Le dernier assaut contre les intermittents du spectacle risque cette fois d’aboutir, faute de la mobilisation d’une profession exsangue, du manque de relais dans les médias, et de l’échec répété des luttes sociales. Sans les intermittents, plus de spectacles, plus de festivals, plus de vie culturelle. Nous devons mesurer la gravité de la situation. Zébuline ouvre ses colonnes à Régis Vlachos, comédien, auteur, syndicaliste (CGT spectacles et Syndicat Français des Artistes), qui en explique la violence et l’absurdité. Agnès Freschel

Les intermittents quezaco ? Ce sont des artistes et technicien.ne.s dans les secteurs du spectacle ; intermittent.e n’est pas un statut juridique  défini, maisune situation particulière d’emploi autorisée par la loi pour certaines professions et caractérisée principalement par sa précarité, c’est à dire le recours fréquent et dérogatoire au CDD. Cette situation est compensée par une protection sociale particulière passant principalement par l’affiliation à un régime spécifique d’assurance chômage – annexes 8 et 10 de l’assurance chômage , 8 pour les technicien.e .s et 10 pour les artistes.

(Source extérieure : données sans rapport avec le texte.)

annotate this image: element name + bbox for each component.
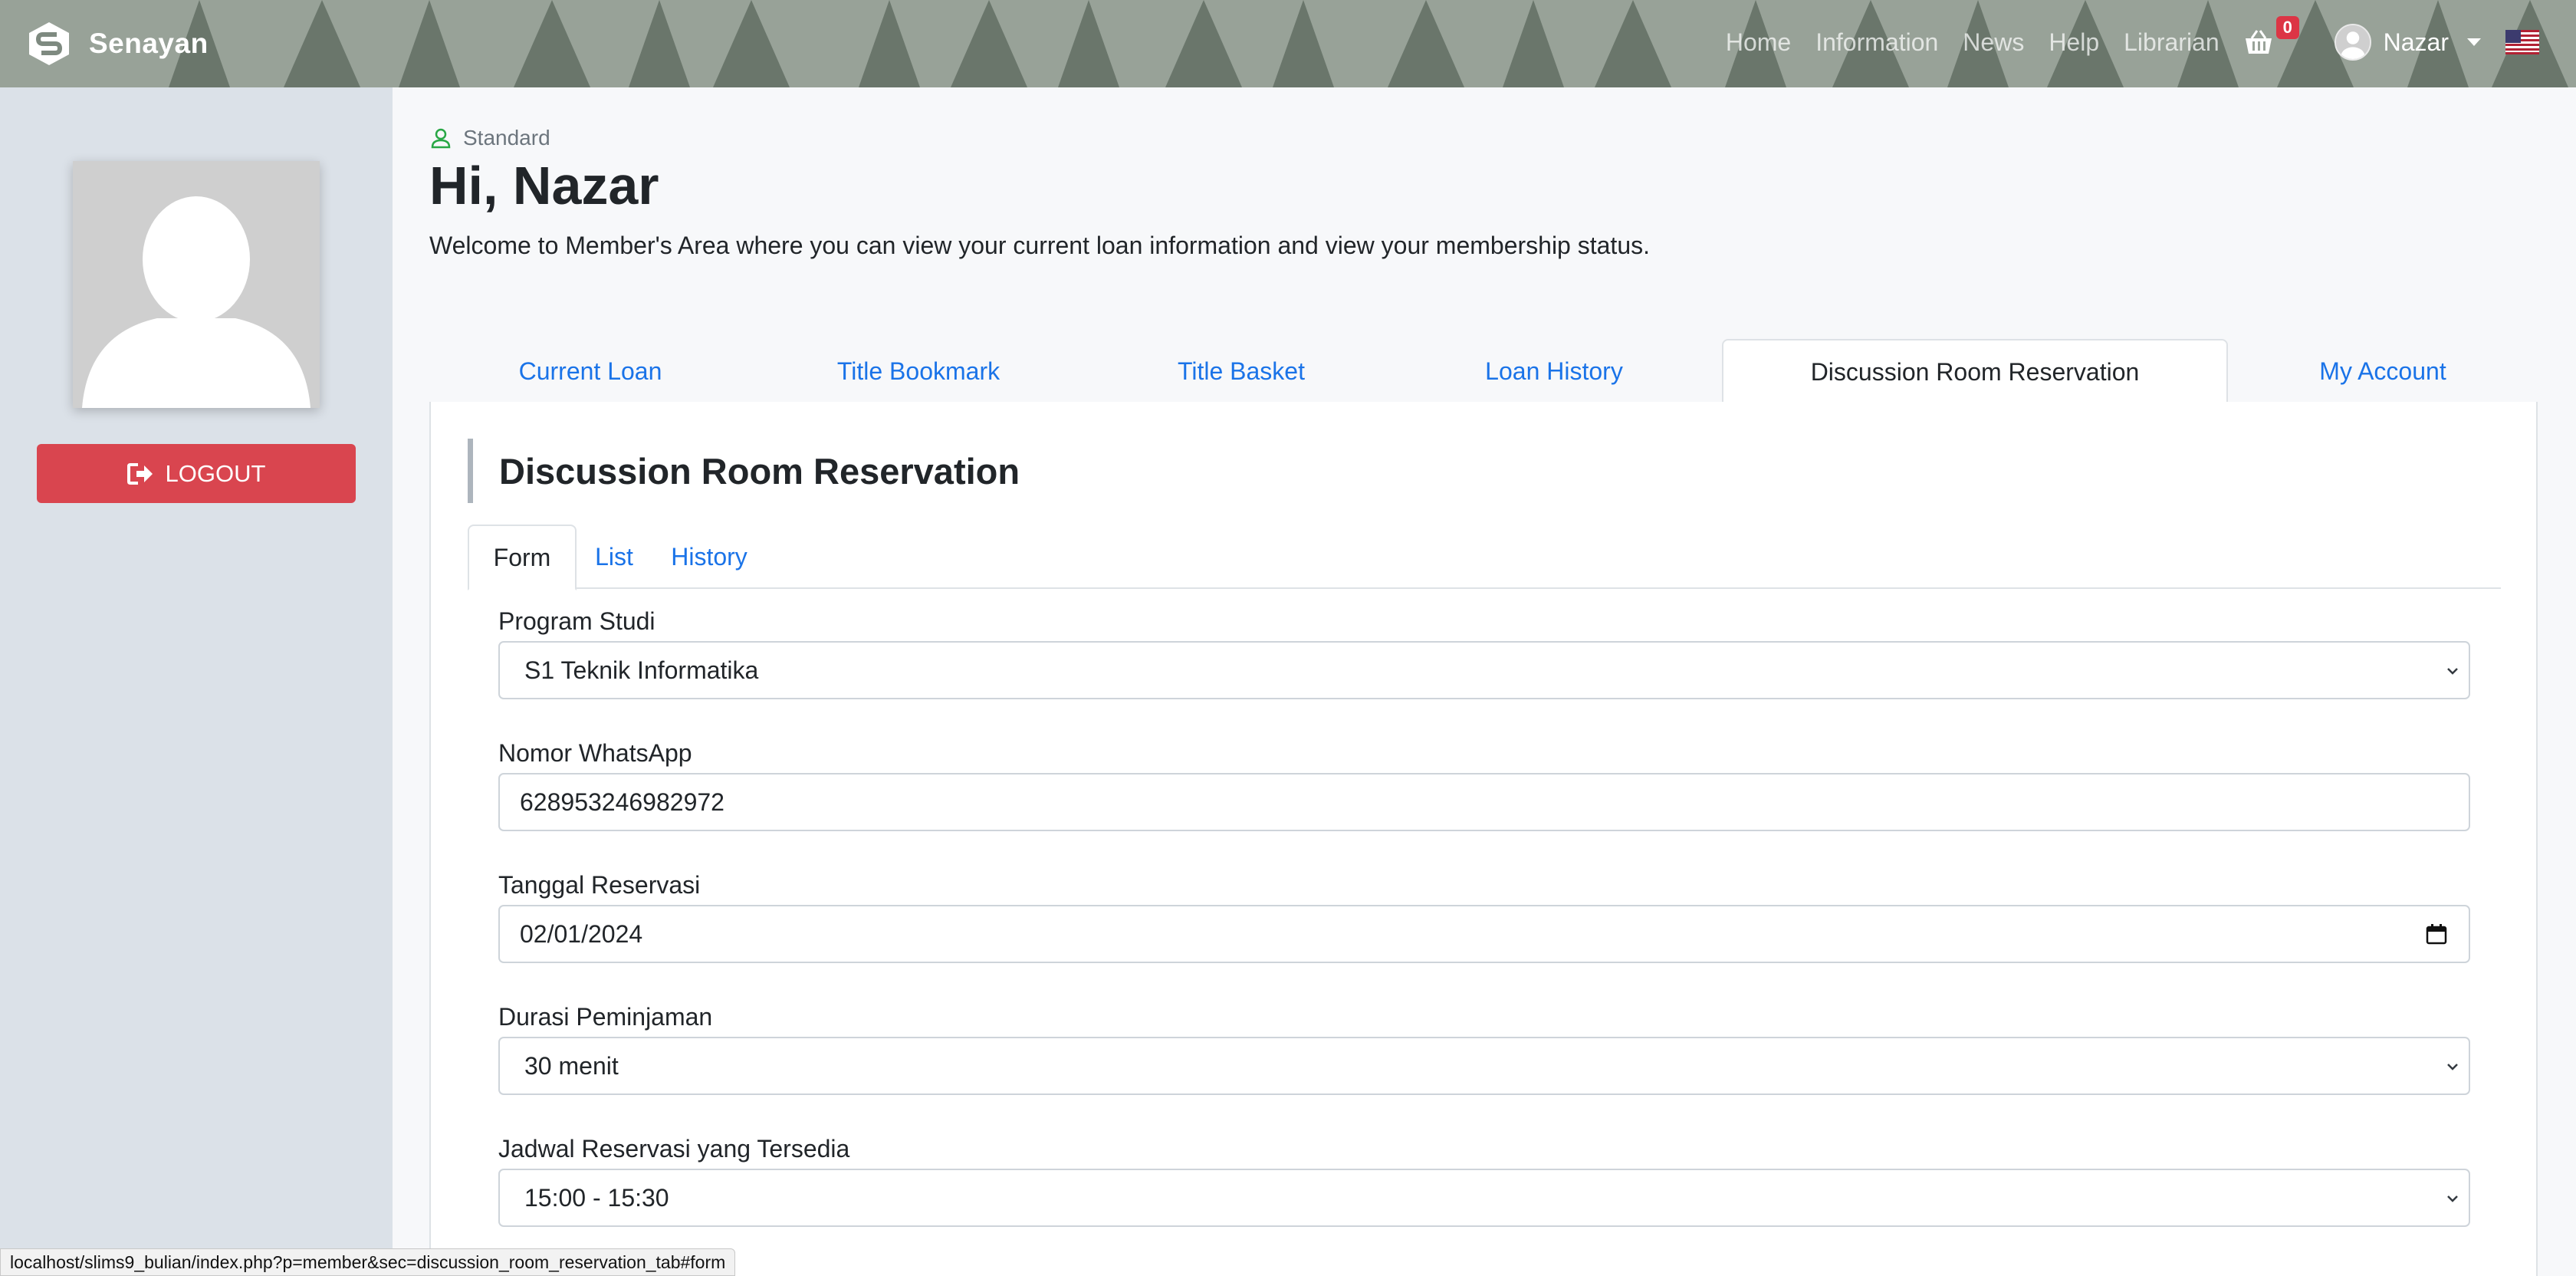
program-studi-label: Program Studi (498, 607, 656, 635)
durasi-peminjaman-label: Durasi Peminjaman (498, 1003, 713, 1031)
nav-information-link[interactable]: Information (1815, 28, 1938, 57)
brand-name: Senayan (89, 28, 209, 59)
subtab-history[interactable]: History (652, 525, 767, 589)
membership-type: Standard (429, 126, 550, 150)
nav-home-link[interactable]: Home (1726, 28, 1791, 57)
jadwal-reservasi-label: Jadwal Reservasi yang Tersedia (498, 1135, 850, 1163)
browser-status-url: localhost/slims9_bulian/index.php?p=memb… (0, 1248, 736, 1276)
chevron-down-icon (2447, 668, 2458, 675)
chevron-down-icon (2447, 1064, 2458, 1070)
page-title: Hi, Nazar (429, 156, 659, 215)
member-photo (73, 161, 320, 408)
nav-links: Home Information News Help Librarian 0 N… (1701, 0, 2539, 84)
tab-loan-history[interactable]: Loan History (1397, 339, 1711, 403)
tanggal-reservasi-label: Tanggal Reservasi (498, 871, 701, 899)
basket-button[interactable]: 0 (2244, 16, 2299, 58)
welcome-message: Welcome to Member's Area where you can v… (429, 232, 1650, 259)
program-studi-value: S1 Teknik Informatika (524, 656, 759, 684)
tab-discussion-room-reservation[interactable]: Discussion Room Reservation (1722, 339, 2228, 405)
calendar-icon[interactable] (2424, 922, 2449, 946)
whatsapp-value: 628953246982972 (520, 788, 724, 816)
sign-out-icon (127, 462, 153, 485)
user-outline-icon (431, 128, 451, 149)
nav-help-link[interactable]: Help (2049, 28, 2099, 57)
durasi-peminjaman-select[interactable]: 30 menit (498, 1037, 2470, 1095)
top-navbar: Senayan Home Information News Help Libra… (0, 0, 2576, 87)
whatsapp-input[interactable]: 628953246982972 (498, 773, 2470, 831)
tanggal-reservasi-value: 02/01/2024 (520, 919, 643, 948)
member-sidebar: LOGOUT (0, 87, 393, 1276)
member-area: Standard Hi, Nazar Welcome to Member's A… (393, 87, 2576, 1276)
tab-title-basket[interactable]: Title Basket (1086, 339, 1397, 403)
durasi-peminjaman-value: 30 menit (524, 1051, 619, 1080)
basket-count-badge: 0 (2275, 16, 2299, 39)
basket-icon (2245, 30, 2272, 54)
caret-down-icon (2467, 38, 2481, 46)
nav-librarian-link[interactable]: Librarian (2124, 28, 2220, 57)
reservation-subtabs: Form List History (468, 525, 2501, 590)
program-studi-select[interactable]: S1 Teknik Informatika (498, 641, 2470, 699)
user-silhouette-icon (2335, 25, 2370, 59)
brand[interactable]: Senayan (26, 17, 209, 71)
chevron-down-icon (2447, 1195, 2458, 1202)
subtab-list[interactable]: List (577, 525, 652, 589)
user-name: Nazar (2383, 28, 2449, 56)
whatsapp-label: Nomor WhatsApp (498, 739, 692, 767)
logout-button[interactable]: LOGOUT (37, 444, 356, 503)
tab-title-bookmark[interactable]: Title Bookmark (751, 339, 1086, 403)
jadwal-reservasi-value: 15:00 - 15:30 (524, 1183, 669, 1212)
user-avatar (2334, 24, 2371, 61)
reservation-panel: Discussion Room Reservation Form List Hi… (429, 402, 2538, 1276)
logout-label: LOGOUT (165, 459, 266, 487)
member-tabs: Current Loan Title Bookmark Title Basket… (429, 339, 2538, 405)
user-menu-dropdown[interactable]: Nazar (2334, 24, 2481, 61)
us-flag-icon[interactable] (2505, 30, 2539, 54)
tab-my-account[interactable]: My Account (2228, 339, 2538, 403)
nav-news-link[interactable]: News (1963, 28, 2024, 57)
section-title: Discussion Room Reservation (468, 439, 1020, 503)
membership-type-label: Standard (463, 126, 550, 150)
tanggal-reservasi-date-input[interactable]: 02/01/2024 (498, 905, 2470, 963)
subtab-form[interactable]: Form (468, 525, 577, 590)
tab-current-loan[interactable]: Current Loan (429, 339, 751, 403)
member-silhouette-icon (73, 161, 320, 408)
senayan-logo-icon (29, 22, 69, 65)
jadwal-reservasi-select[interactable]: 15:00 - 15:30 (498, 1169, 2470, 1227)
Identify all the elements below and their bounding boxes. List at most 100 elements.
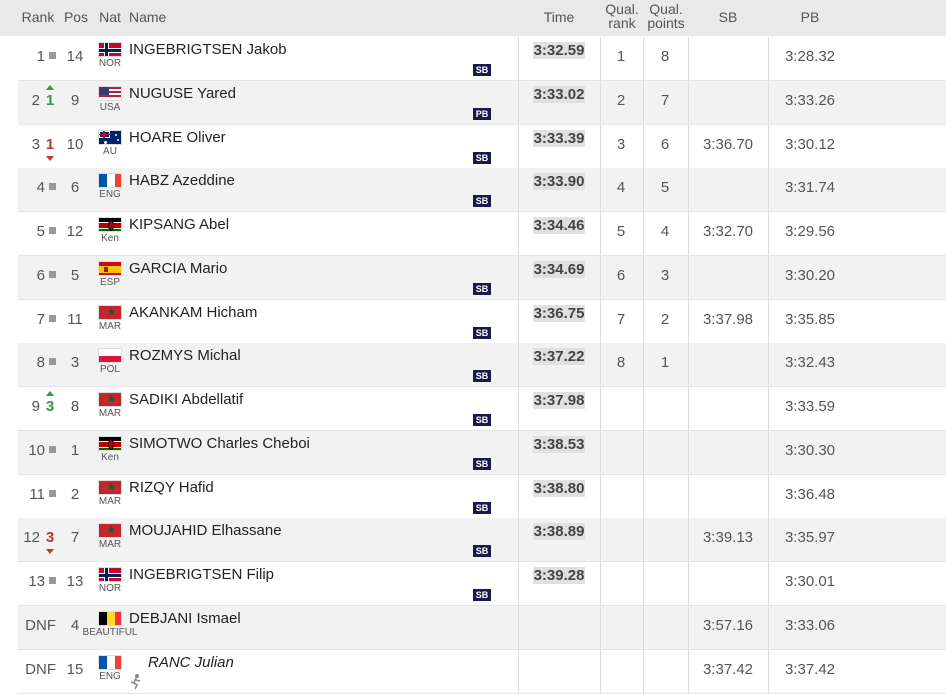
column-divider xyxy=(643,387,644,430)
no-change-icon xyxy=(49,314,56,322)
column-divider xyxy=(600,562,601,605)
rank-number: 10 xyxy=(28,441,45,459)
athlete-name-link[interactable]: AKANKAM Hicham xyxy=(129,304,257,321)
athlete-name-link[interactable]: SADIKI Abdellatif xyxy=(129,391,243,408)
time-cell: 3:34.46 xyxy=(518,217,600,234)
time-cell: 3:38.53 xyxy=(518,435,600,453)
nat-code: NOR xyxy=(98,583,122,594)
header-name[interactable]: Name xyxy=(129,9,169,25)
flag-morocco-icon: ★ xyxy=(98,523,122,539)
table-row[interactable]: 5 12 Ken KIPSANG Abel 3:34.46 5 4 3:32.70 3:29.5… xyxy=(18,212,946,256)
column-divider xyxy=(768,299,769,343)
header-nat[interactable]: Nat xyxy=(97,9,123,25)
column-divider xyxy=(600,387,601,430)
athlete-name-link[interactable]: DEBJANI Ismael xyxy=(129,610,241,627)
qual-rank-cell: 6 xyxy=(616,266,626,284)
table-row[interactable]: 1 14 NOR INGEBRIGTSEN Jakob SB 3:32.59 1 8 3:28.… xyxy=(18,37,946,81)
table-row[interactable]: 12 3 7 ★ MAR MOUJAHID Elhassane SB 3:38.89 3:39.… xyxy=(18,518,946,563)
rank-number: 5 xyxy=(36,223,45,240)
record-badge: SB xyxy=(473,195,491,208)
flag-france-icon xyxy=(98,654,122,670)
rank-cell: 5 xyxy=(18,223,56,240)
header-time[interactable]: Time xyxy=(518,9,600,25)
header-qual-points-line1: Qual. xyxy=(649,1,683,17)
pos-cell: 10 xyxy=(66,135,84,153)
no-change-icon xyxy=(49,52,56,60)
athlete-name-link[interactable]: HOARE Oliver xyxy=(129,129,226,146)
table-row[interactable]: 7 11 ★ MAR AKANKAM Hicham SB 3:36.75 7 2 3:37.98 3… xyxy=(18,299,946,344)
column-divider xyxy=(518,649,519,693)
time-value: 3:34.69 xyxy=(532,260,586,278)
athlete-name-link[interactable]: MOUJAHID Elhassane xyxy=(129,522,282,539)
table-row[interactable]: 3 1 10 AU HOARE Oliver SB 3:33.39 3 6 3:36.70 3:30… xyxy=(18,124,946,169)
no-change-icon xyxy=(49,445,56,453)
no-change-icon xyxy=(49,577,56,585)
athlete-name-link[interactable]: KIPSANG Abel xyxy=(129,216,229,233)
athlete-name-link[interactable]: RANC Julian xyxy=(148,654,234,671)
header-qual-rank-line2: rank xyxy=(608,15,636,31)
sb-cell: 3:37.42 xyxy=(702,660,754,678)
rank-up-icon: 1 xyxy=(44,84,56,109)
table-row[interactable]: 10 1 Ken SIMOTWO Charles Cheboi SB 3:38.53 3:3… xyxy=(18,430,946,475)
table-row[interactable]: 8 3 POL ROZMYS Michal SB 3:37.22 8 1 3:32.43 xyxy=(18,343,946,388)
table-row[interactable]: 9 3 8 ★ MAR SADIKI Abdellatif SB 3:37.98 3:33.59 xyxy=(18,387,946,431)
header-pos[interactable]: Pos xyxy=(62,9,90,25)
rank-cell: 12 3 xyxy=(18,529,56,555)
pos-cell: 6 xyxy=(70,179,80,197)
athlete-name-link[interactable]: GARCIA Mario xyxy=(129,260,227,277)
table-row[interactable]: 11 2 ★ MAR RIZQY Hafid SB 3:38.80 3:36.48 xyxy=(18,474,946,519)
rank-cell: 21 xyxy=(18,84,56,109)
table-row[interactable]: 4 6 ENG HABZ Azeddine SB 3:33.90 4 5 3:31.74 xyxy=(18,168,946,213)
table-row[interactable]: 6 5 ESP GARCIA Mario SB 3:34.69 6 3 3:30.20 xyxy=(18,255,946,300)
header-sb[interactable]: SB xyxy=(688,9,768,25)
column-divider xyxy=(643,430,644,474)
athlete-name-link[interactable]: INGEBRIGTSEN Jakob xyxy=(129,41,287,58)
pb-cell: 3:36.48 xyxy=(784,485,836,503)
pb-cell: 3:30.20 xyxy=(784,266,836,284)
column-divider xyxy=(768,649,769,693)
no-change-icon xyxy=(49,227,56,235)
pb-cell: 3:31.74 xyxy=(784,179,836,197)
header-pb[interactable]: PB xyxy=(770,9,850,25)
table-row[interactable]: DNF 4 BEAUTIFUL DEBJANI Ismael 3:57.16 3:33.0… xyxy=(18,605,946,650)
time-cell: 3:36.75 xyxy=(518,304,600,322)
rank-number: 8 xyxy=(36,354,45,372)
sb-cell: 3:39.13 xyxy=(702,529,754,547)
header-qual-rank[interactable]: Qual. rank xyxy=(601,2,643,30)
nat-code: ENG xyxy=(99,670,121,682)
qual-points-cell: 4 xyxy=(660,223,670,240)
flag-poland-icon xyxy=(98,348,122,364)
table-row[interactable]: DNF 15 ENG RANC Julian 3:37.42 3:37.42 xyxy=(18,649,946,694)
athlete-name-link[interactable]: ROZMYS Michal xyxy=(129,347,241,364)
rank-cell: DNF xyxy=(18,661,56,678)
header-qual-points[interactable]: Qual. points xyxy=(643,2,689,30)
record-badge: SB xyxy=(473,457,491,470)
qual-points-cell: 7 xyxy=(660,91,670,109)
column-divider xyxy=(688,343,689,387)
column-divider xyxy=(768,343,769,387)
pb-cell: 3:29.56 xyxy=(784,223,836,240)
qual-points-cell: 5 xyxy=(660,179,670,197)
athlete-name-link[interactable]: HABZ Azeddine xyxy=(129,172,235,189)
table-row[interactable]: 2 1 9 USA NUGUSE Yared PB 3:33.02 2 7 3:33.26 xyxy=(18,80,946,125)
qual-rank-cell: 1 xyxy=(616,48,626,65)
qual-rank-cell: 3 xyxy=(616,135,626,153)
athlete-name-link[interactable]: SIMOTWO Charles Cheboi xyxy=(129,435,310,452)
record-badge: SB xyxy=(473,589,491,601)
athlete-name-link[interactable]: RIZQY Hafid xyxy=(129,479,214,496)
pb-cell: 3:30.01 xyxy=(784,573,836,590)
sb-cell: 3:37.98 xyxy=(702,310,754,328)
flag-morocco-icon: ★ xyxy=(98,304,122,320)
athlete-name-link[interactable]: INGEBRIGTSEN Filip xyxy=(129,566,274,583)
qual-points-cell: 8 xyxy=(660,48,670,65)
rank-number: 4 xyxy=(36,179,45,197)
header-rank[interactable]: Rank xyxy=(18,9,58,25)
rank-number: 2 xyxy=(31,91,40,109)
nat-code: MAR xyxy=(98,539,122,551)
athlete-name-link[interactable]: NUGUSE Yared xyxy=(129,85,236,102)
rank-cell: 7 xyxy=(18,311,56,328)
time-cell: 3:33.39 xyxy=(518,129,600,147)
table-row[interactable]: 13 13 NOR INGEBRIGTSEN Filip SB 3:39.28 3:30.0… xyxy=(18,562,946,606)
column-divider xyxy=(768,212,769,255)
column-divider xyxy=(518,605,519,649)
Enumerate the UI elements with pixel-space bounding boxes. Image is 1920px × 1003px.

Voilà pour la définition.

Et le milliard ? non rassurez vous ce n’est pas leur nombre, il sont en tout 110.000 ; ni leur magot, même si l’UNEDIC affiche un excédent de 4,3 milliards. Le milliard c’est ce chiffre balancé, ressassé, répété depuis des années concernant le coût des intermittents du spectacle pour la collectivité. Il est faux, truqué et défie toutes les lois de la logique et de la comptabilité. Sans cesse déconstruit par la science – soyons modeste, pas par des physiciens, mais par des sociologiques et économistes – démenti par les faits, il est ressorti tous les quatre ans pour reformer l’indemnisation des travailleur.se.s du spectacle et de l’audiovisuel.

Concrètement, et pour l’exemple d’un artiste, iel doit travailler 507h dans l’année pour bénéficier de ce régime spécifique qui lui compensera les jours ou iel ne travaillera pas. Générant des revenus modestes -les « stars » n’en bénéficient pas et le taux journalier d’indemnisation chômage compris entre 38 et 65€- ce régime spécifique offre une protection unique dans le monde. 

« Comptabilité truquée »

Comment parviennent-ils alors au fameux milliard, puisqu’il est dit et répété que ce régime couterait un milliard d’euros par an à la collectivité ?  Pour en venir à bout et faire apparaître les professions du spectacle comme privilégiées, le Medef et les gouvernements successifs ont fabriqué un faux déficit ! Comment ? Par une comptabilité truquée. 

Ce milliard, surestimé qui plus est, met en recettes les cotisations des intermittents et en dépenses les indemnités dont ils bénéficient. Or le régime de l’UNEDIC ne permet pas ce calcul : il se fonde sur une solidarité interprofessionnelle, il n’y a pas en son sein des caisses distinctes. Et même si on voulait sortir de la solidarité interprofessionnelle  et estimer le coût du seul secteur culturel, il faudrait y ajouter les recettes des salariés qui  travaillent pour le spectacle et la culture et sont en CDI : eux cotisent  à l’assurance chômage et  ne bénéficient pas de l’assurance chômage !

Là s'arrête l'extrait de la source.